Baca juga: Makanan Bergizi Tak Melulu Sayur dan Buah
Dengan harga sumber pangan yang mahal di negara berpenghasilan rendah, pola konsumsi masyarakat di negara tersebut pun berpengaruh, terutama dalam mengakses dan menjangkau sumber pangan hewani. ”Jadi tidak cukup hanya mendekatkan pada akses pada pangan dengan protein hewani, tetapi harus pula membuat sumber pangan itu terjangkau, tersedia, dan bisa diterima secara sosial kultural di masyarakat,” katanya.

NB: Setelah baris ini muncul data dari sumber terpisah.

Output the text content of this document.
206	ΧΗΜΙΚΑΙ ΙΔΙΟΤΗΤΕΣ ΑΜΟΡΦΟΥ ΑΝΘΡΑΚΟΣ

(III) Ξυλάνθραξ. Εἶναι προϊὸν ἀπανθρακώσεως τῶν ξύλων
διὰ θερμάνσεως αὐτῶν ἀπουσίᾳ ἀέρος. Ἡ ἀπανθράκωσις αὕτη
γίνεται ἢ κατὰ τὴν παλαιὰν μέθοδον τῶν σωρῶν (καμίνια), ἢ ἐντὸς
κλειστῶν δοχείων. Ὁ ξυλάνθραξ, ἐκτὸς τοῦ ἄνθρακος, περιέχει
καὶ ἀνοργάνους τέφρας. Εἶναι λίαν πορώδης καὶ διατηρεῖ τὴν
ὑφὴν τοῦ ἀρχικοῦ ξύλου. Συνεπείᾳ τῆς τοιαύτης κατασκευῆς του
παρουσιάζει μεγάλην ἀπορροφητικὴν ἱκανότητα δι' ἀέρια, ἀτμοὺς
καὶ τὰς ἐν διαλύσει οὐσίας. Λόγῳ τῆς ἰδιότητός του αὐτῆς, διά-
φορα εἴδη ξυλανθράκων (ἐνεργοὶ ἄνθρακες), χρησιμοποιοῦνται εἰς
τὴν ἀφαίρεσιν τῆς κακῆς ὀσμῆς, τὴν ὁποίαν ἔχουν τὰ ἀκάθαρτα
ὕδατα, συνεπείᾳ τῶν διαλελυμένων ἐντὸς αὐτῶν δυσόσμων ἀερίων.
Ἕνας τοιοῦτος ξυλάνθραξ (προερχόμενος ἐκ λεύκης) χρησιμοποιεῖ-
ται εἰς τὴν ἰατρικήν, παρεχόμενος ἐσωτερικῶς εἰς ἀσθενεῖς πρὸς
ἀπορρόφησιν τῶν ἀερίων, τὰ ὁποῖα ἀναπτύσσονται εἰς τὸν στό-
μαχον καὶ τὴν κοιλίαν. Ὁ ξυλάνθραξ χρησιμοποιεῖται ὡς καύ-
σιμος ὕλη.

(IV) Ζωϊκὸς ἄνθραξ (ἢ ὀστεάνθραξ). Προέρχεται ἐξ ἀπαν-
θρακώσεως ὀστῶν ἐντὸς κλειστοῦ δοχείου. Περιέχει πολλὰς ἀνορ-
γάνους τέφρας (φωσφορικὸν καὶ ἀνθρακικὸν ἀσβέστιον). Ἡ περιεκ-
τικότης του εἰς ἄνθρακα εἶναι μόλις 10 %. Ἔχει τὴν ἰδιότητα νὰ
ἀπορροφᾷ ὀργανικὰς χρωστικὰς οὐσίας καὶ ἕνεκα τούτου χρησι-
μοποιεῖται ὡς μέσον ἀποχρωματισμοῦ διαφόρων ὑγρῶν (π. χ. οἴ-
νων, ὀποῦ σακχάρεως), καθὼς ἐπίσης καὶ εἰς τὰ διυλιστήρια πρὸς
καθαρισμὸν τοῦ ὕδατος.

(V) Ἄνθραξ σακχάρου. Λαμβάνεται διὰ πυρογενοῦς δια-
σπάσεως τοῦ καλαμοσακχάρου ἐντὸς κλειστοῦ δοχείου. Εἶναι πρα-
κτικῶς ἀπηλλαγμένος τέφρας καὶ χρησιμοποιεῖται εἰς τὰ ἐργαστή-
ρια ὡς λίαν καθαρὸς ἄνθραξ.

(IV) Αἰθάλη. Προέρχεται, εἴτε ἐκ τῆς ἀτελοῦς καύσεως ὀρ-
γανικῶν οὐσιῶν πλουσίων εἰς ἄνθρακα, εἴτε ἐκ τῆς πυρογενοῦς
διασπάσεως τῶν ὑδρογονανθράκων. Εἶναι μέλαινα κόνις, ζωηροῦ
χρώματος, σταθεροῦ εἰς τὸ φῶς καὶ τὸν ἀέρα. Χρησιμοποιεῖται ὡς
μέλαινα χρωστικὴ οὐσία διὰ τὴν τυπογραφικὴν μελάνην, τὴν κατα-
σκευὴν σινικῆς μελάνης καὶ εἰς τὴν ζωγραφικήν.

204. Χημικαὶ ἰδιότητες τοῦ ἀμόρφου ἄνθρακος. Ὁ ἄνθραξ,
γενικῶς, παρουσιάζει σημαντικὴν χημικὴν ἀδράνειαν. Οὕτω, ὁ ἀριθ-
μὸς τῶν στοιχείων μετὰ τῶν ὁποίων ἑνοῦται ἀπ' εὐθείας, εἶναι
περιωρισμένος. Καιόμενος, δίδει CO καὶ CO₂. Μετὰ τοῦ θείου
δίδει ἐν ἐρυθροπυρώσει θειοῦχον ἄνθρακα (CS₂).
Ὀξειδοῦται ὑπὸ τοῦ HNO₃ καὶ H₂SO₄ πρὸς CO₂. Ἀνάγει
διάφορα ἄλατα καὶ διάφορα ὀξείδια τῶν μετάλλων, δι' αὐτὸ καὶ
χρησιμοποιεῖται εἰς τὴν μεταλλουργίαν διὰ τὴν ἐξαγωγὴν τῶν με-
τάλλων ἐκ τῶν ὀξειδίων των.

Menurut Sandra, komitmen pemerintah daerah amat berperan untuk meningkatkan konsumsi protein hewani di masyarakat. Masyarakat, terutama anak-anak yang kurang gizi di setiap daerah, perlu terjamin akses pada asupan protein hewani yang cukup.
Salah satu yang bisa dilakukan adalah kerja sama antara pemerintah daerah dan industri atau pengusaha lokal di bidang peternakan. Hal itu sudah dilakukan oleh Pemerintah Daerah Muara Enim pada awal tahun 2000. Pemerintah daerah dapat memulai dengan memfasilitasi peternak ayam broiler untuk membangun peternakan melalui subsidi bunga pinjaman dari bank daerah. Selanjutnya, kerja sama dengan perusahaan dilakukan agar sarana produksi dan jaminan pasar bisa dukung oleh perusahaan.
”Saat ini peternaknya sudah mandiri. Pasokan ayam broiler di sana jadi lebih terjamin dan terjangkau oleh masyarakat. Upaya-upaya daerah yang berkontribusi pada pemenuhan asupan protein hewani untuk anak harus didukung dan dikembangkan,” ucap Sandra.